I believe the approach shown in my code addresses both ideas. Without the yield from construct it would be much harder to code. yield from not only allows us to call a function that acts as a sub-generator. More importantly, it allows us to both yield and return a value from the same function, with correct semantics (prior to Python 3.3, it’s impossible to do that).
It’s not perfect, however. One thing I lament is that we still have a loop in lex. It’s much more elegant than a switch dispatcher, but is it really needed? Why, instead of returning the next state function, we can’t just call it directly from the current state?
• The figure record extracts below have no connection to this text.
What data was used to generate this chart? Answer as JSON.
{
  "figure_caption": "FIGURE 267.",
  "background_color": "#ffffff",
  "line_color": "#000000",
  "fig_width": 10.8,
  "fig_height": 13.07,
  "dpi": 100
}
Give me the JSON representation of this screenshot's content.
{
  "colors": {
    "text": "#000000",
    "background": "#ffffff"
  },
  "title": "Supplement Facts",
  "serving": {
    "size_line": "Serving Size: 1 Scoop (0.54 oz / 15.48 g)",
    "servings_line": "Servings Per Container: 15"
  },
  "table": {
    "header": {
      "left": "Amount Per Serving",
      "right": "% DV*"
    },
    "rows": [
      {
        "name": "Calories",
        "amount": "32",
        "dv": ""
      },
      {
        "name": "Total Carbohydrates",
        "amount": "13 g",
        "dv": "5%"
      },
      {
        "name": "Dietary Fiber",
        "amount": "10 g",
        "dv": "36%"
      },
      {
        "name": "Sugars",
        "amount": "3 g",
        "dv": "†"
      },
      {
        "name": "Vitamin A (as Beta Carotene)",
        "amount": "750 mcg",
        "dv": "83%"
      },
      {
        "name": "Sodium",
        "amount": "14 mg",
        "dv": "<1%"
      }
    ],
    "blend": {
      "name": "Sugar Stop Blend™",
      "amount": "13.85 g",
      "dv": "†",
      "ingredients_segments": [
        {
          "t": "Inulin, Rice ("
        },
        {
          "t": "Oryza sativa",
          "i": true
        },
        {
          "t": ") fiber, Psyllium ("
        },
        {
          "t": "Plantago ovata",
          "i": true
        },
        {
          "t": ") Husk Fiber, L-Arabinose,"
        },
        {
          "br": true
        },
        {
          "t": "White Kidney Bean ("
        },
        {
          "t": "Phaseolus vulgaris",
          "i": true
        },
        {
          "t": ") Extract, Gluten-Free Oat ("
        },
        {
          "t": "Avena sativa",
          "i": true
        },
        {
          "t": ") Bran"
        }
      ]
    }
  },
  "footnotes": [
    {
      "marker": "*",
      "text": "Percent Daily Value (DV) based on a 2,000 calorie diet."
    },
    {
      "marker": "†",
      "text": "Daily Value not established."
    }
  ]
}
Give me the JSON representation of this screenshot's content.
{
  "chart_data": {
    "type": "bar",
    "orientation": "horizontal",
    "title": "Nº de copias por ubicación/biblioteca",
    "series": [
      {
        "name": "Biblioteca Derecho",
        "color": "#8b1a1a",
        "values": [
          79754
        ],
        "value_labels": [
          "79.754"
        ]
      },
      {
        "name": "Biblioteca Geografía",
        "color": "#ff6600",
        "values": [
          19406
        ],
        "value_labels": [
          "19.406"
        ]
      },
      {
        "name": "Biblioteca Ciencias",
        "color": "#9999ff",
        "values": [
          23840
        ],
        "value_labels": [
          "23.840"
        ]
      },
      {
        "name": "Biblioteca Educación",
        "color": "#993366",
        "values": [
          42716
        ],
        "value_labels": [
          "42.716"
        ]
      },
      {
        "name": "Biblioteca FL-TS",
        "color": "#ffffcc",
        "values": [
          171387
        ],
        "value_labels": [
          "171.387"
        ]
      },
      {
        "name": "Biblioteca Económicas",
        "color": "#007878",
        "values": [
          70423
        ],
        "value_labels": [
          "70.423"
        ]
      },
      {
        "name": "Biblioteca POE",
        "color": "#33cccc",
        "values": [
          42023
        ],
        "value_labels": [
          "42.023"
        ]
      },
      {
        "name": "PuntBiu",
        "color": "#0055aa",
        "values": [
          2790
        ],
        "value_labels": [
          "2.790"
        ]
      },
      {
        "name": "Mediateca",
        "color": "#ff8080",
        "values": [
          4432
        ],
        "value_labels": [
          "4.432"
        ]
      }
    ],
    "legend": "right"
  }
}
The way it is currently in my code, this would eventually blow the stack up, because none of the state functions would return from these calls before EOF is reached. Therefore, I don’t think functions are the right vehicle for such a mechanism – perhaps continuations are needed here.
Also, it’s not coded as a real coroutine, although that would be possible to achieve. However, it would also impose a certain programming style on the rest of the program, which isn’t always desirable. As it stands now, this lexer is nicely self-contained. The lex method presents a simple, Pythonic generator interface that programmers are used to.
Finally, I didn’t bother researching the efficiency (speed-wise) of this approach against a classical state machine loop. Note that the code isn’t terribly speed-conscious, e.g. it copies parts of the string to tokens, which is wasteful. It’s definitely much more pleasant to write (and easier to modify) than a classical state machine, and this is very important.
P.S. I did not attempt this code to be parallel to Rob Pike’s Go code. Instead, I sought a Pythonic solution. For a more direct attempt to adapt it to Rob’s Go snippets, check out this set of gists by Piet Delport.